Soit exactement le type de réflexions qui auraient abreuvé n’importe quelles série trekkienne d’ENT à VOY, mais qui ne sont même pas effleurées ici.

Toujours sur le terrain de la raison, comment se fait-il qu’aucune solution discursive, négociée, ou alternative ne soit même envisagée par les androïdes au travers de Jean-Luc Picard qui a largement démontré durant tout son parcours (et notamment sa relation avec Data) son intégrité et sa loyauté... tandis que lui est préférée une propagande enjôleuse annonçant une "alliance de Synthétiques" dont nul ne sait rien ?!
Le plus surréaliste peut-être est la décision par Sutra et Soji d’isoler Picard pour qu’il ne fasse pas douter les pauvres androïdes avec ses "arguments subversif"... les androïdes étant tellement influençables. Histoire de maintenir le cyber-peuple dans l’aliénation pour préserver une "cause" qu’ils se sont trouvées juste quelques minutes avant… pour mémoire "grâce" à la venue de Picard (qui les a avertis en toute bonne foi de l’arrivée imminente des Romuliens et leur a apporté l’Admonition via Jurati).

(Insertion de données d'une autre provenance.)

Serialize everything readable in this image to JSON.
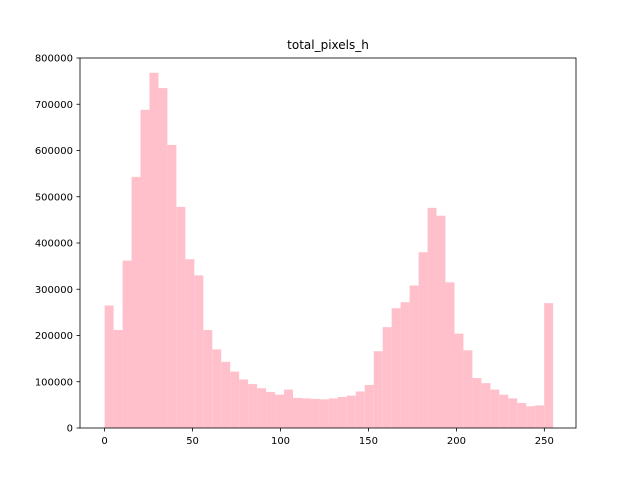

En somme ces androïdes si peu androïdes se mettent à craindre la logique rationnelle (pourtant dans leur cyber-ADN) qui pourrait fragiliser une soudaine foi irrationnelle !
Mais bon sang, c’est quoi ce what the fuck qui explose même les standards de Discovery ?!

Le plan final de l’épisode par la flotte d’attaque romulienne qui se déplace en distorsion. Sur la passerelle d’un des vaisseaux, Oh est en tenue romulienne militaire. Un officier lui parle
- Les détecteurs longue portée montrent des défenses planétaires minimales.
- [Oh] Statut ?
- Atterrissage dans vingt-quatre heures.

Petite scène visuellement bien fichue, mais qui une fois de plus relève d’un teaser destiné à annoncer le tonitruant et clinquant bouquet final de la saison, certainement riche en action, mais probablement guère en contenu et en crédibilisation.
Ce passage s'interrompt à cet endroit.